Con gli erbicidi gli antibiotici funzionano meno

Una ricerca neozelandese dimostra che gli erbicidi –  glifosato e dicamba – rendono i batteri più resistenti agli antibiotici. E si aprono scenari davvero inquietanti

di Maria Pia Terrosi


Batteri più resistenti agli antibiotici grazie agli erbicidi. Questo è quanto è emerso da una recente ricerca condotta da alcuni scienziati neozelandesi guidati da Jack Heinemann dell’University Canterbury’s School of Biological Sciences e pubblicata su Microbioloy. Lo studio ha sviluppato alcune ricerche condotte nel 2015  dallo  stesso team di scienziati, evidenziando come le formulazioni commerciali di Roundup e Kamba – gli erbicidi  maggiormente  utilizzati nel mondo –  promuovono la resistenza agli antibiotici in alcuni batteri, precisamente Salmonella eterica (causa varie forme di gastroenterite) ed Escherichia coli (causa disturbi come la diarrea o infezioni del tratto urinario come le cistiti). Non solo:  la ricerca dimostra che questa resistenza si determina anche a livelli di impiego  molto inferiori a quelli indicati in etichetta.

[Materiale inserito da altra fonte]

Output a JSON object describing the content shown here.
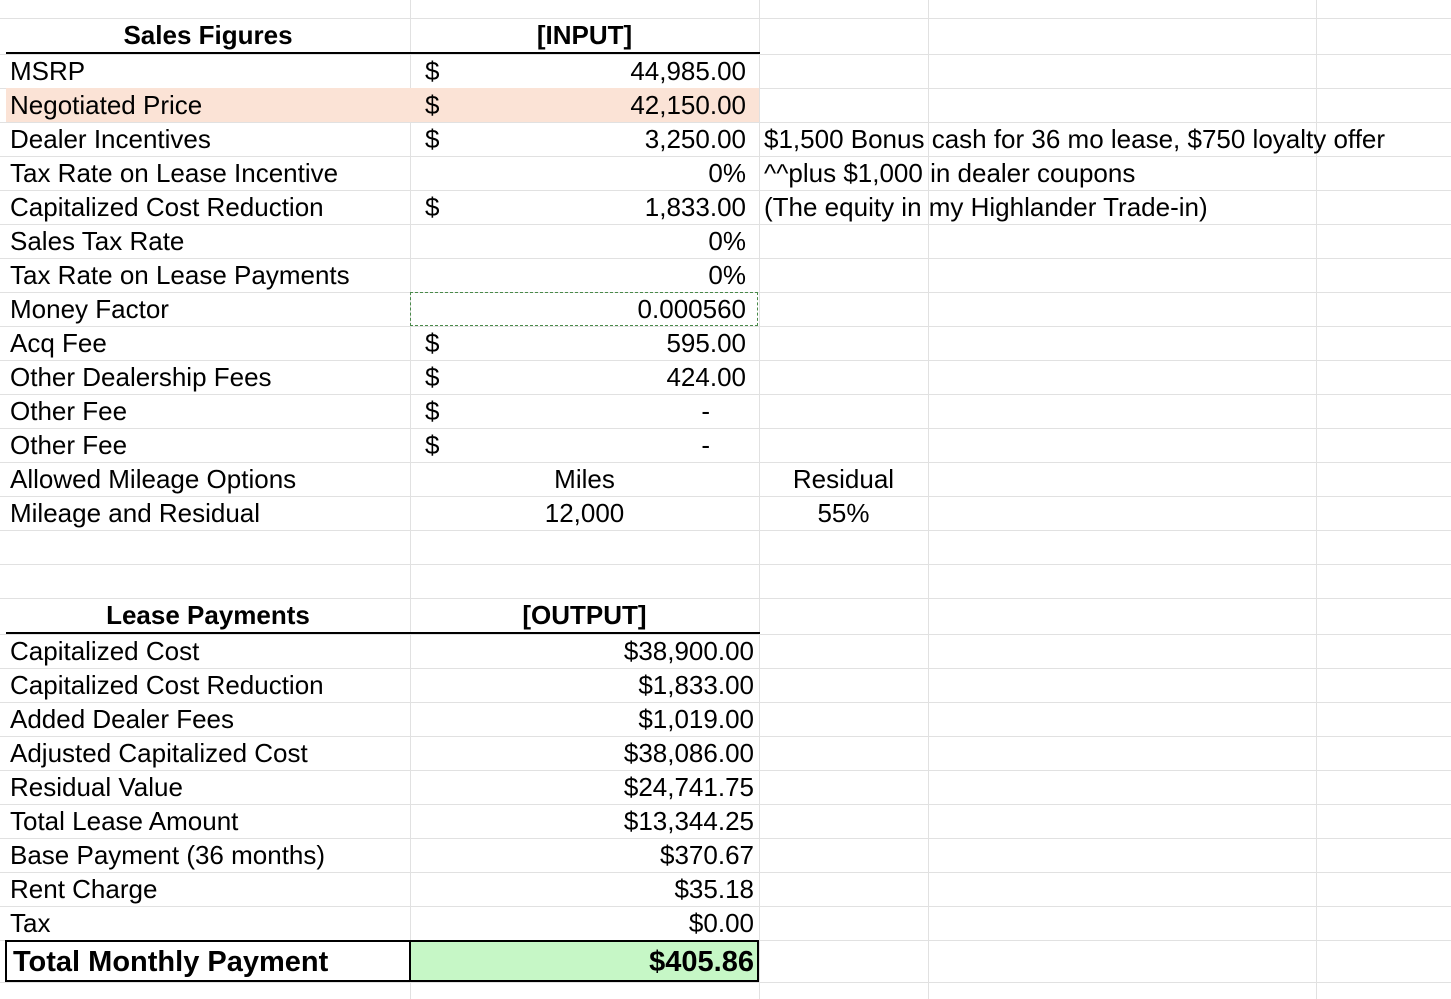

Gli  scienziati hanno esaminato i principi attivi  (glifosato,  Dicamba, 2,4-D) e anche gli ingredienti inerti, contenuti negli erbicidi testando cinque diverse tipologie di antibiotici (ampicillina,cloramfenicolo, ciprofloxacin, kanamicina e tetraciclina). In pratica hanno studiato il variare della risposta ai trattamenti antibiotici nei  batteri – salmonella enterica e l’escherichia coli, appunto – prima e dopo averli esposti agli erbicidi. Ne è emerso che i batteri pretrattati con gli erbicidi  necessitano di una maggiore quantità di antibiotico per essere sconfitti.

La ragione sembra risiedere nel fatto che i batteri venendo a contatto con questi  erbicidi attivano gli stessi meccanismi di difesa che mettono in atto in presenza di un antibiotico. Secondo Jack Heinemann, il glifosato attiva alcuni geni normalmente inattivi nei batteri che riducono il numero di “porine” sulla loro membrana esterna, cioè le proteine deputate al trasporto di composti chimici dall’ambiente esterno a quello intrabatterico. E al tempo stesso aumentano il numero delle “pompe di efflusso”, le proteine che facilitano il trasferimento dei composti chimici dall’interno all’esterno della cellula. In questo modo i batteri diventano resistenti anche agli antibiotici: meno porine e più pompe di efflusso sulla superficie batterica significa avere una minore concentrazione di antibiotico al loro interno.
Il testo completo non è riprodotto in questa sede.